Major Susie Erickson
Bessie wished she had a dollar for each biscuit she made in her lifetime. She rose before the sun and started the daily ritual. The holy trinity of biscuit making was three simple ingredients. Self-rising flour, buttermilk, and lard. Although her cupboards had been low on occasion, she never ran out of these three ingredients.
Life had been unkind to her. What remained of her broken heart became bitter and hard. Biscuit dough required a soft touch. As her fingers worked the dough, it awoke the place within her that still knew how to be gentle. How to nurture, love, and care for people. She measured no ingredients. The recipe was a part of her now. She followed the rhythm of her routine. The process soothed the ache in her soul.
A line formed at the back door. The smell of the flaky delicacies baking in the oven rang the dinner bell calling the hungry to gather. She yelled through the screen door, “Come on in.”
The Bible tells the story of Rahab, a prostitute in the city of Jericho. Her house supplied both lodging and favors for travelers. Bessie’s home resembled a harlot’s house with the shady characters who crossed her threshold.
Bessie loved the downcast and outcast alike. They lived on her doorstep lured by the intoxicating fragrance of biscuits. She welcomed them into her home. Bedded them down on her couch. Prepared seats of honor at her table. Fed them the last of her food. Like Rahab the prostitute, she ushered those with criminal records out the back door to a place of safety.
Bessie was poor, but she could see beyond material need to the heart of people who were poor in spirit. She had compassion for people worse off and fed them from her own table. She was practicing the truest form of biblical hospitality – to care for strangers.
The New Testament word for hospitality is a combination of two words which means love and strangers.
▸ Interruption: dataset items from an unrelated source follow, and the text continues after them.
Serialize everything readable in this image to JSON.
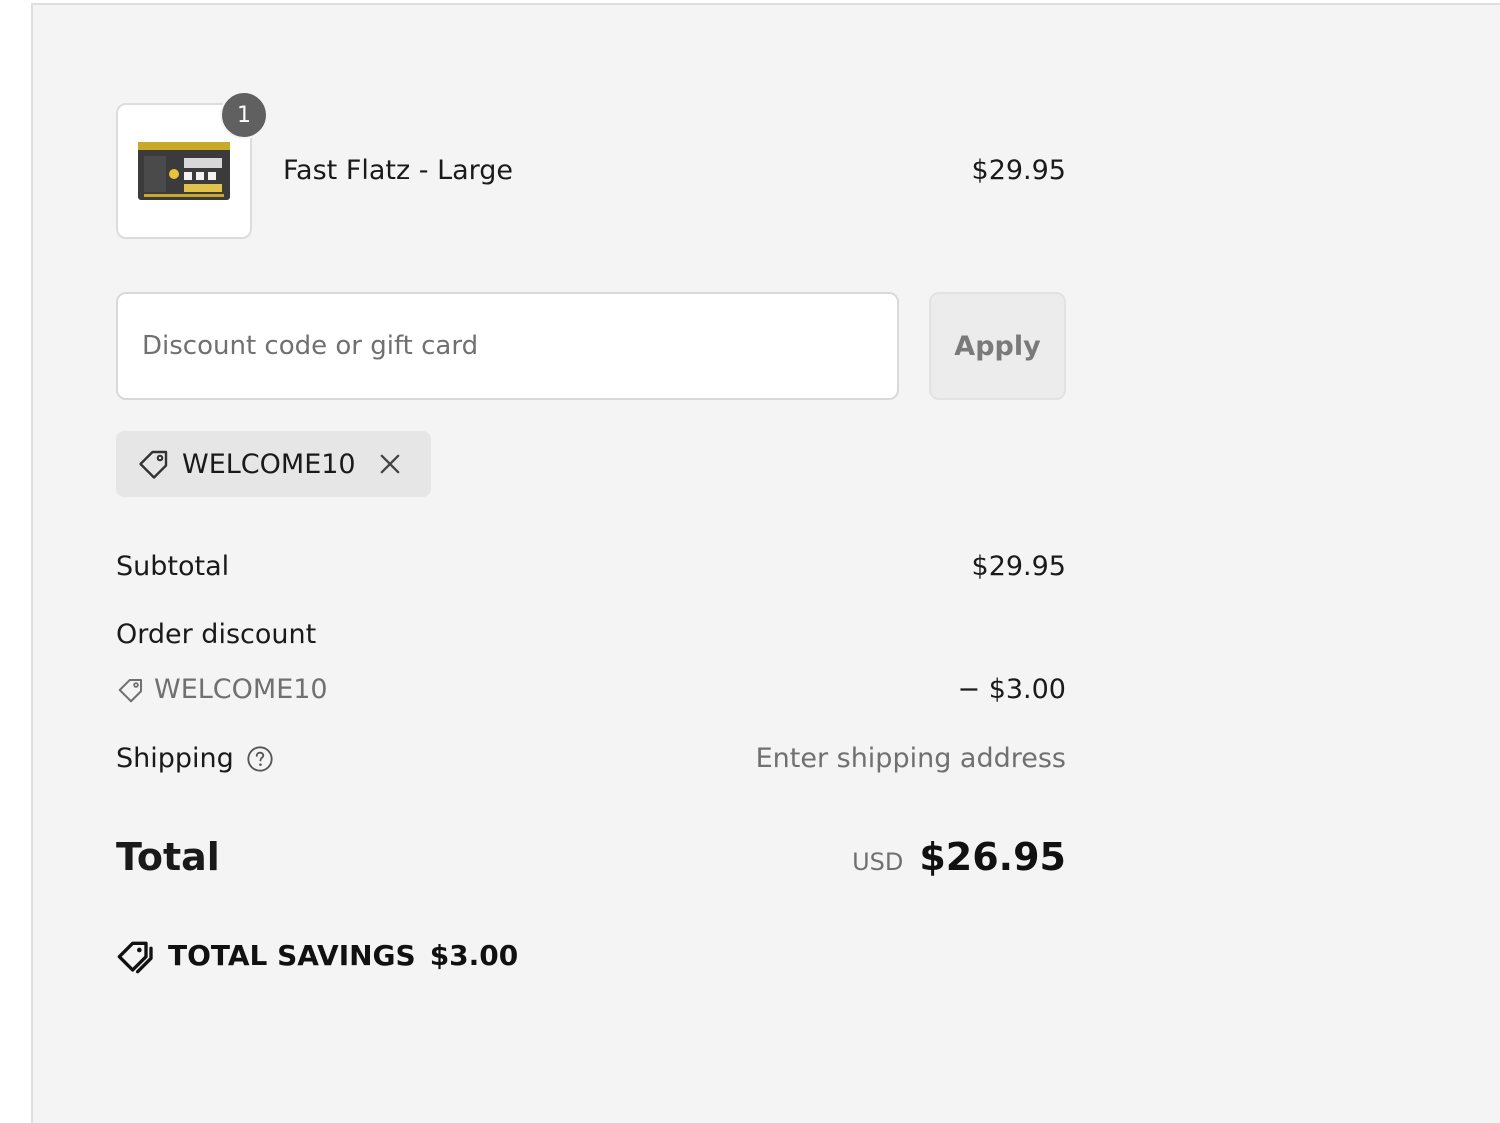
{
  "line_item": {
    "quantity": "1",
    "name": "Fast Flatz - Large",
    "price": "$29.95"
  },
  "discount_form": {
    "placeholder": "Discount code or gift card",
    "apply_label": "Apply"
  },
  "applied_code": {
    "code": "WELCOME10"
  },
  "totals": {
    "subtotal_label": "Subtotal",
    "subtotal_value": "$29.95",
    "order_discount_label": "Order discount",
    "discount_code": "WELCOME10",
    "discount_value": "− $3.00",
    "shipping_label": "Shipping",
    "shipping_value": "Enter shipping address",
    "total_label": "Total",
    "currency": "USD",
    "total_value": "$26.95"
  },
  "savings": {
    "label": "TOTAL SAVINGS",
    "amount": "$3.00"
  },
  "icons": {
    "tag": "tag-icon",
    "close": "close-icon",
    "help": "question-circle-icon",
    "savings": "double-tag-icon"
  },
  "colors": {
    "panel_bg": "#f4f4f4",
    "badge_bg": "#606060",
    "muted_text": "#707070"
  }
}
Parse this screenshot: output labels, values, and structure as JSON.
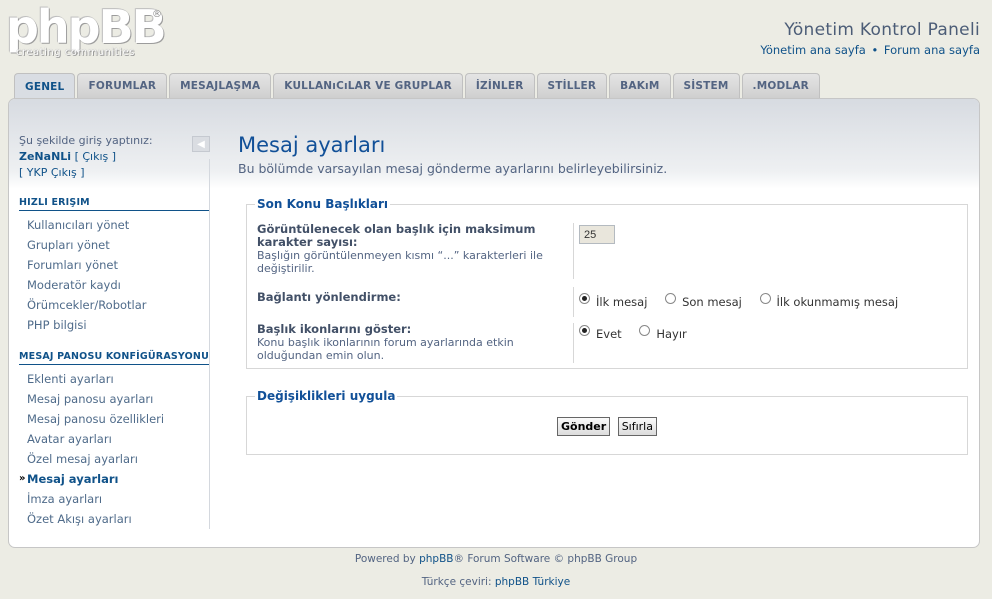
{
  "logo": {
    "word": "phpBB",
    "reg": "®",
    "tagline": "creating communities"
  },
  "header": {
    "title": "Yönetim Kontrol Paneli",
    "link_admin_home": "Yönetim ana sayfa",
    "separator": "•",
    "link_forum_home": "Forum ana sayfa"
  },
  "tabs": [
    {
      "label": "GENEL",
      "active": true
    },
    {
      "label": "FORUMLAR"
    },
    {
      "label": "MESAJLAŞMA"
    },
    {
      "label": "KULLANıCıLAR VE GRUPLAR"
    },
    {
      "label": "İZİNLER"
    },
    {
      "label": "STİLLER"
    },
    {
      "label": "BAKıM"
    },
    {
      "label": "SİSTEM"
    },
    {
      "label": ".MODLAR"
    }
  ],
  "sidebar": {
    "login_prefix": "Şu şekilde giriş yaptınız:",
    "username": "ZeNaNLi",
    "logout": "[ Çıkış ]",
    "ykp_logout": "[ YKP Çıkış ]",
    "quick_access": {
      "heading": "HıZLı ERIŞIM",
      "items": [
        "Kullanıcıları yönet",
        "Grupları yönet",
        "Forumları yönet",
        "Moderatör kaydı",
        "Örümcekler/Robotlar",
        "PHP bilgisi"
      ]
    },
    "board_config": {
      "heading": "MESAJ PANOSU KONFİGÜRASYONU",
      "items": [
        "Eklenti ayarları",
        "Mesaj panosu ayarları",
        "Mesaj panosu özellikleri",
        "Avatar ayarları",
        "Özel mesaj ayarları",
        "Mesaj ayarları",
        "İmza ayarları",
        "Özet Akışı ayarları"
      ],
      "active_index": 5
    }
  },
  "content": {
    "title": "Mesaj ayarları",
    "description": "Bu bölümde varsayılan mesaj gönderme ayarlarını belirleyebilirsiniz.",
    "fieldset1": {
      "legend": "Son Konu Başlıkları",
      "rows": [
        {
          "title": "Görüntülenecek olan başlık için maksimum karakter sayısı:",
          "desc": "Başlığın görüntülenmeyen kısmı “...” karakterleri ile değiştirilir.",
          "value": "25"
        },
        {
          "title": "Bağlantı yönlendirme:",
          "options": [
            "İlk mesaj",
            "Son mesaj",
            "İlk okunmamış mesaj"
          ],
          "selected": 0
        },
        {
          "title": "Başlık ikonlarını göster:",
          "desc": "Konu başlık ikonlarının forum ayarlarında etkin olduğundan emin olun.",
          "options": [
            "Evet",
            "Hayır"
          ],
          "selected": 0
        }
      ]
    },
    "fieldset2": {
      "legend": "Değişiklikleri uygula",
      "submit": "Gönder",
      "reset": "Sıfırla"
    }
  },
  "footer": {
    "line1_prefix": "Powered by ",
    "line1_link": "phpBB",
    "line1_suffix": "® Forum Software © phpBB Group",
    "line2_prefix": "Türkçe çeviri: ",
    "line2_link": "phpBB Türkiye"
  }
}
The meaning of hospitality is love of strangers.
Tim Chester writes in Meals with Jesus, “When Jesus came to seek and save the lost, He came to eat and drink with sinners. Jesus’ ministry strategy was a long meal.”
What does food have to do with evangelism? Everything! Just think about how often food is mentioned in the Bible. Jesus understood the connection with food and human hearts. It connects us with people and cultures. When we gather around a table, we enjoy the food, but what we really savor are the people around the table.
Throughout history, the table has been the center of relational life. It is a place to go and be yourself. A place to belong. The table reminds us of the joy we find in connection and relationships. It is about hunger, both physical and otherwise, and the connection between the two.
While it sounds fancy, hospitality evangelism is simply the art of loving people into the Kingdom of God through food. It is a process of getting to know people and developing trusting, loving relationships to present the good news of Jesus Christ. It may start with a slice of pound cake extended to a coworker that leads to a casserole during a family crisis. It’s celebrating life with people in the big and small moments over food for the purpose of sharing the gospel at just the right moment.
The Southern table has traditionally been so much more than a piece of furniture beautifully dressed for holiday meals and special occasions. It is a place of belonging that speaks the language of love, relationships, and nourishment of every sort.
As we wrestle with how to reach the lost, is it possible the dinner table is our mission strategy for people starving for connection, belonging, and community? Leonard Sweet writes, “Our culture is hungry for table time.” Could our impromptu invitation for chili and cornbread lead someone to Jesus?
In the book, Come & Eat, Bri McKoy writes, “It’s amazing how often the Bible records Jesus showing up at a table to share a meal, and furthermore, how many times Jesus Himself extended the invitation to come and eat. What if there is more power in the simple invitation to come and eat than we can even begin to fathom? What if, in sharing a meal, in our eating and drinking with others, we truly can proclaim the Good News? What if the most accessible and consistent way we can share the love of Jesus with others is right in our home? Right around our very own common dining room table?”
Is evangelism as simple as yelling through the screen door, “Come on in” and adding another chair and place setting at the table? If so, let’s throw wide open the doors of our homes, gather the downcast and outcast alike, bring them to our table and eat!